Es La Forge quien salva a esa sociedad de la amenaza que pende sobre ella, el mencionado
fragmento de una estrella de neutrones. Y ello aun cuando, siendo ciego, Geordie jamás habría llegado siquiera a nacer en esa sociedad genéticamente perfecta. La colonia, no obstante, se ve muy afectada por su contacto con la Enterprise, ya que un par de docenas de colonos deciden abandonarla para explorar nuevas experiencias y posibilidades más allá de su pequeña y aislada comunidad. De nuevo, la Federación, con todos sus defectos, parece mejor opción que esta alternativa utópica incapaz no sólo de enfrentarse a cualquier cambio, sino tampoco de provocarlo. Sin embargo, en este caso, el resultado final es algo ambivalente respecto de lo que normalmente puede verse en Star Trek, quizá porque los colonos, en lugar de haber seguido las directrices de algún ordenador (como en “Duérmete Niño”, en la primera temporada), habían elegido libremente y sin interferencias el camino que debía seguir su sociedad. Al final del capítulo, Picard, que es mucho más respetuoso con la Primera Directriz de lo que jamás lo fue Kirk, expresa cierto arrepentimiento por haber desestabilizado la colonia al intervenir en su destino. De hecho, se pregunta si la ayuda ofrecida por la Enterprise podría haber sido, en último término, tan dañina para la colonia como el fragmento estelar del que la salvaron.

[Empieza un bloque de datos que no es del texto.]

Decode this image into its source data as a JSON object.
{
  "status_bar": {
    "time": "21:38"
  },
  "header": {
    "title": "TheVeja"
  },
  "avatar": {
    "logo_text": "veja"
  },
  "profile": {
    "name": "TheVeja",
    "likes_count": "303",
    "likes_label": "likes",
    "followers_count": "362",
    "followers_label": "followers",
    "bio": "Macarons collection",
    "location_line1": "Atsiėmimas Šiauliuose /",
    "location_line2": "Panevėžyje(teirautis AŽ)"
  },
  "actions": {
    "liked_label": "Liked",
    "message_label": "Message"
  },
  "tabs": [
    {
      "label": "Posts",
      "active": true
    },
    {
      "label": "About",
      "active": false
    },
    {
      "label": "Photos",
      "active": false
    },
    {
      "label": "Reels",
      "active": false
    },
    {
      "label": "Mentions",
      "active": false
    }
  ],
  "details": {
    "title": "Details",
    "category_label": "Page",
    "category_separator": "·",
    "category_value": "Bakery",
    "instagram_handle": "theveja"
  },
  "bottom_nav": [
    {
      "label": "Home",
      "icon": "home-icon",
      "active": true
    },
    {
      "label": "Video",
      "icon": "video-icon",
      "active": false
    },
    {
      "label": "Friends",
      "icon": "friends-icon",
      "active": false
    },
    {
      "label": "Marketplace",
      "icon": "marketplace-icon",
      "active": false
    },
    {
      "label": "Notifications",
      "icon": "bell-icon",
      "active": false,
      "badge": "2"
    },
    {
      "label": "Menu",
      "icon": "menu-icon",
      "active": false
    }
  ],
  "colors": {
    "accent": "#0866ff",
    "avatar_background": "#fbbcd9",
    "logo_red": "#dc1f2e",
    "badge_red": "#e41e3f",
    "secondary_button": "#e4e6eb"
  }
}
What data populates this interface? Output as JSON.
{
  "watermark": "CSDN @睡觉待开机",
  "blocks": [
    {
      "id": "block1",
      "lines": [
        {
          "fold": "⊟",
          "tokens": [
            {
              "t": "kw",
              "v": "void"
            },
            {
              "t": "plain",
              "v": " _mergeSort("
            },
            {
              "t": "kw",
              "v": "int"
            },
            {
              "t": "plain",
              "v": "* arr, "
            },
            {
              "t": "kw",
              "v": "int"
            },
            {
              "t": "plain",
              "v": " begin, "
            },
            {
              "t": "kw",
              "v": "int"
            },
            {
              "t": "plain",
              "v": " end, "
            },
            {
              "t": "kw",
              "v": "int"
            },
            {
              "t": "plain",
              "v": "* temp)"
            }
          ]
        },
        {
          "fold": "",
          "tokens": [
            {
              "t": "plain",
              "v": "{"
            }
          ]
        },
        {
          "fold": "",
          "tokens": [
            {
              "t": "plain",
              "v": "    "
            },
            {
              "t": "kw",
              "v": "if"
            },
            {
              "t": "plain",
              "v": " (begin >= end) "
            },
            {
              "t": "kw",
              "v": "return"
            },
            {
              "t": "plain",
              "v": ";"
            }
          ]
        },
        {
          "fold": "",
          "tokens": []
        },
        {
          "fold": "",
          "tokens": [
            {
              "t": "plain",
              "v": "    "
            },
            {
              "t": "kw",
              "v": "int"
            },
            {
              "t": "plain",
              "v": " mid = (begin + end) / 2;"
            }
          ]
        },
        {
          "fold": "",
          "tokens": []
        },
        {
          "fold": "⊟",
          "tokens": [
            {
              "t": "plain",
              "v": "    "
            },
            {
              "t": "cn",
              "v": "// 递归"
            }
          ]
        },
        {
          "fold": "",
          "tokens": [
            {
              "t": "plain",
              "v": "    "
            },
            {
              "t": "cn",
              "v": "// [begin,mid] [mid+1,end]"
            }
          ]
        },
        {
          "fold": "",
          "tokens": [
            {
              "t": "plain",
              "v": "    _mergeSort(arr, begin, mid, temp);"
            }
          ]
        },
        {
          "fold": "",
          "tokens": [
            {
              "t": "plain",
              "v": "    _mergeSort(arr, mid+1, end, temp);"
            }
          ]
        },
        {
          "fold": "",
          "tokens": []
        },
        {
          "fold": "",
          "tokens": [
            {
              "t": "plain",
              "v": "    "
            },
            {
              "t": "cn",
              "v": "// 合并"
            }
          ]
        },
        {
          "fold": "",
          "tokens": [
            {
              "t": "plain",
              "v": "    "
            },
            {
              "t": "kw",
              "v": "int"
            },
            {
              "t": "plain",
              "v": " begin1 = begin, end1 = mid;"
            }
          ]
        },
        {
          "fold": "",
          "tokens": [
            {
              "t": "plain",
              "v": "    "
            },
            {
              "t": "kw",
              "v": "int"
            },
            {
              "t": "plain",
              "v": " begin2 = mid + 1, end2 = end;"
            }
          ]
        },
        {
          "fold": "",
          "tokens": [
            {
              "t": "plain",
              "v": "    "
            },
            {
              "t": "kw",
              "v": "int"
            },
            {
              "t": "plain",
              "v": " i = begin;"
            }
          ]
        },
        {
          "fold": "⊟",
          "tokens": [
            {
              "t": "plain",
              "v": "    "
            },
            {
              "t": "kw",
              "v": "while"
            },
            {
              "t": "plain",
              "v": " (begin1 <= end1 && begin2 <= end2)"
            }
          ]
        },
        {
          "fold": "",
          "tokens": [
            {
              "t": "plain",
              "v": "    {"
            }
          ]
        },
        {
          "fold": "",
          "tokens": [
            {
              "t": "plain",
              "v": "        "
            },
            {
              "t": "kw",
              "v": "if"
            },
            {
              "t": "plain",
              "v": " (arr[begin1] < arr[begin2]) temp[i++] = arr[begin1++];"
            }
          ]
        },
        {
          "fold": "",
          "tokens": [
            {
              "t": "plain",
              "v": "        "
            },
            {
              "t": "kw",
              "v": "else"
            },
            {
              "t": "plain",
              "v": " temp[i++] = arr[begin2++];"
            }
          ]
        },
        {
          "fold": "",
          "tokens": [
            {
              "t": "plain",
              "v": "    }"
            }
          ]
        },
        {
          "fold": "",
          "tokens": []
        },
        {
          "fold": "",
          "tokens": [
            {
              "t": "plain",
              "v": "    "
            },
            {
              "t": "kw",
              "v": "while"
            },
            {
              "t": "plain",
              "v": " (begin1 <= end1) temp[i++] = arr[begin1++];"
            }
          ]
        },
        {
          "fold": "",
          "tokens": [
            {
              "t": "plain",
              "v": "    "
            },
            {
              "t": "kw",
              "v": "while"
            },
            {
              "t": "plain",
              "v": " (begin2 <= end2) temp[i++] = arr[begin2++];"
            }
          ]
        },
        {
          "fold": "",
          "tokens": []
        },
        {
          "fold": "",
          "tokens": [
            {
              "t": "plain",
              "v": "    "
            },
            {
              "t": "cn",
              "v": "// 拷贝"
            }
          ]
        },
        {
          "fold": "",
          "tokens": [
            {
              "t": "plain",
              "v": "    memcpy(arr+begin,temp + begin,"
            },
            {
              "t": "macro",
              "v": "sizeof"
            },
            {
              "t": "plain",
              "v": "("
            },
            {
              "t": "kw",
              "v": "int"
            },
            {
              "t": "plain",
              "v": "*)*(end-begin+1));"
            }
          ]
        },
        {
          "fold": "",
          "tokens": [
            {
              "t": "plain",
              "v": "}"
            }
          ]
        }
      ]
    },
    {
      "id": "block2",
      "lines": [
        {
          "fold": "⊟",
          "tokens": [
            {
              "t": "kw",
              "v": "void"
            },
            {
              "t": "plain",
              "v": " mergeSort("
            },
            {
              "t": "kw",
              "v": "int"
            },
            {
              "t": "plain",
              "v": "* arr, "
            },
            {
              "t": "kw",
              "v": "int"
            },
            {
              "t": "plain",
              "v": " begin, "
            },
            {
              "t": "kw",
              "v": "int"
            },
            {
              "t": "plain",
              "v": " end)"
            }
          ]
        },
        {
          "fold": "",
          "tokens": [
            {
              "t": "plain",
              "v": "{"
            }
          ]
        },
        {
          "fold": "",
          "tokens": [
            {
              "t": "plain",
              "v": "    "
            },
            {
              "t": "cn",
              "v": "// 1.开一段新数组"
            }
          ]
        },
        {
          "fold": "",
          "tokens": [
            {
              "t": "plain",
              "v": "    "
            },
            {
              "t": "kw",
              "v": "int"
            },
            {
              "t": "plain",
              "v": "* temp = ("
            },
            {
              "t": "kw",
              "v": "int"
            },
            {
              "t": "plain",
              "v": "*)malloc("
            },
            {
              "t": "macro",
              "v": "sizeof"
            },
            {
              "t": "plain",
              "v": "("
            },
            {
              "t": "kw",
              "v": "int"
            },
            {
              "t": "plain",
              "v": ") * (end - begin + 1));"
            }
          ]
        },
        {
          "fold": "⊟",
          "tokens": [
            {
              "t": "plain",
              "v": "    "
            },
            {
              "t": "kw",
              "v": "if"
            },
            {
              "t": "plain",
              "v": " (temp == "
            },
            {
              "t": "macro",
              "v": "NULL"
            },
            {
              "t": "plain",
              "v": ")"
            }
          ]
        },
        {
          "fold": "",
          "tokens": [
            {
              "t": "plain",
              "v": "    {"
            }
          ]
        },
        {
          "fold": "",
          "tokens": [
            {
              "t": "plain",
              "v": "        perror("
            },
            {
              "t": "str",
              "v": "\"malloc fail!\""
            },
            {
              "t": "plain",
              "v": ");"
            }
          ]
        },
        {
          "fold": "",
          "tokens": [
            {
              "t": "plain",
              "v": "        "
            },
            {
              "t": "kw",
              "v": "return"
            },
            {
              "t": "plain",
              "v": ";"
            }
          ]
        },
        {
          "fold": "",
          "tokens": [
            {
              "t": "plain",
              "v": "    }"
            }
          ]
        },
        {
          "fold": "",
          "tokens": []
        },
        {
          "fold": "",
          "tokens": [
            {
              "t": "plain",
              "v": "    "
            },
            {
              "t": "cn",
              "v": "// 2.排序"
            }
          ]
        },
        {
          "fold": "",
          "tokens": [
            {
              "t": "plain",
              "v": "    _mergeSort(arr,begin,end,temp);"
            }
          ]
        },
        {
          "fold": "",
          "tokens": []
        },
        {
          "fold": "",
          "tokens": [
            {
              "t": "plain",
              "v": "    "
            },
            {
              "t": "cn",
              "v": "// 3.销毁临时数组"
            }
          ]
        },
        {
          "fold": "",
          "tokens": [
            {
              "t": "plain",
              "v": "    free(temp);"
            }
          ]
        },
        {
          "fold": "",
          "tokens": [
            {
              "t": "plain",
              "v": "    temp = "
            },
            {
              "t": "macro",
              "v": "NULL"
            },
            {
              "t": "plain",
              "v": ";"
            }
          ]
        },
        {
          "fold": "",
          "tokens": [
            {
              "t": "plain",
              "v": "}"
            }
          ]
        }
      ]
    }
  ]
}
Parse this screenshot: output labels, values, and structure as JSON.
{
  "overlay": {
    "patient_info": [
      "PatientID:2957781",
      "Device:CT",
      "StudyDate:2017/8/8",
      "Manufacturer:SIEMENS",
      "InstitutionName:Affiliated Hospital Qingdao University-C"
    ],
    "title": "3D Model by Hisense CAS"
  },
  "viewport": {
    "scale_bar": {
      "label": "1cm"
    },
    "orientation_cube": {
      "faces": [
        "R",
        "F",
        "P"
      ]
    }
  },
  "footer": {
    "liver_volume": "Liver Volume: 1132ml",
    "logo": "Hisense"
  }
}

En “Enigma”, toda la tripulación de la Enterprise sufre una pérdida de memoria tras el encuentro con una nave alienígena. Aunque no pueden recordar su propia identidad ni las de los que les rodean, ni cuál es la misión de la nave o su función en ella, sí conservan las habilidades y conocimientos que les permiten operar la Enterprise. En la confusión que se crea, nadie se da cuenta de que Kieran McDuff, identificado por la computadora como oficial ejecutivo, es alguien a quien nunca han visto antes. El ordenador les informa, además, de que se encuentran en una misión de guerra con el objetivo de destruir el centro de mando de una especie extraterrestre. De alguna forma, Picard siente que ese objetivo es erróneo, pero su nuevo primer oficial insiste en que debe obedecer las órdenes.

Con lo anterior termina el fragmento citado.